Friday, November 2, 2007
Halloween III: Season of the Brits
A few weeks ago I started nagging the default "organizer" of social events, Oliver, about putting on a Halloween Party. This is my favorite holiday for the obvious reasons: costumes, chocolate, and embarrassing my husband. (This year I made him dress like a lion! Not quite as good as last year's K-Fed, but the thrift stores here kinda suck)
I was viciously planning up until Tuesday night. The agenda included Stephen King's "Carrie", drinking games and maybe a few classics like "pass the orange." Now that I'm married, I really can't justify making everyone play spin the bottle, even though it would be great odds for any girl there.
But Tuesday night I got a message from Oliver that the room we'd planned on had been reserved by someone else. Disappointing to say the least. What will I do with all the black construction paper bats? But plan B was the good old Moon & Bell, so I tried to go with the flow.
Wednesday is my day off, so after the myriad of futile attempts at cleaning our giant filthy house, I decided to put up our Halloween decor around our house. I was going to decorate the outside of the house, but realized that the little kids would probably take it as a sign to come Trick or Treat, and we'd cruelly be at the pub, hoarding all the candy amongst the adults. As Ryan and I were making dinner and getting ready later, I realized there were no trick or treaters in our neighborhood-- probably because everyone here is Muslim or Hindu.
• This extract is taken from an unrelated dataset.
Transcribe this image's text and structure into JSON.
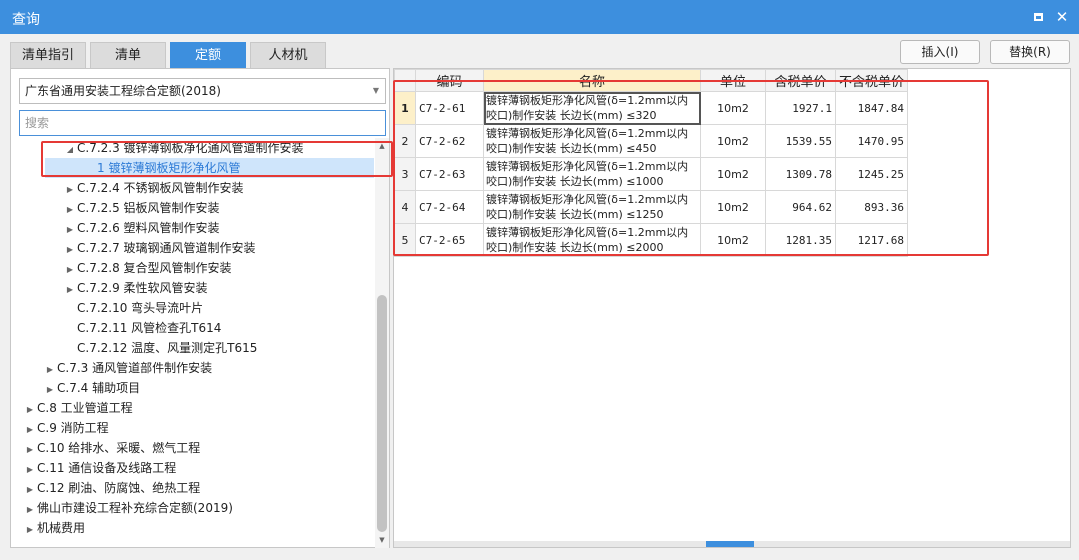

I know the Hindu Diwali festival is going on this week, and I guess maybe the Muslims don't like Halloween.
But I digress. I dressed as Medusa, using a cut-up 29 pence children's mask, and I made Ryan go as a lion. We walked to the Moon & Bell and so NO ONE dressed up, probably because this is sort of a recently adopted American holiday. But our group looked pretty good at the pub, a lot of cheap masks and etc.
I met a few new people on Wednesday night (and no, I didn't give them my phone number this time) and these guys wanted to know all about America. It seems everybody keeps asking me what I "truly think" of England. I'm still not sure myself, but I usually tell them its very different, but that I like it. One of the guys, who had visited Florida once, said he didn't think it was different at all. I admitted that there were many similarities, but that the social rules were quite different-- that I still wasn't sure of many of them. To this he replied "There is one rule in England: to drink. If you drink, you'll be alright." And he's partly right. I've been pretty surprised to hear my coworker (who's a grandmother) bantering with older customers about how "pissed" they were last night and so-and-so fell asleep on the bus, and etc.
It was, all in all, a pretty fun evening. I think I did insult Kevin's wife when I was trying to explain what a "MILF" was (long story) and I definitely had a bit too much to drink, but that's really how one does it in this country, I think.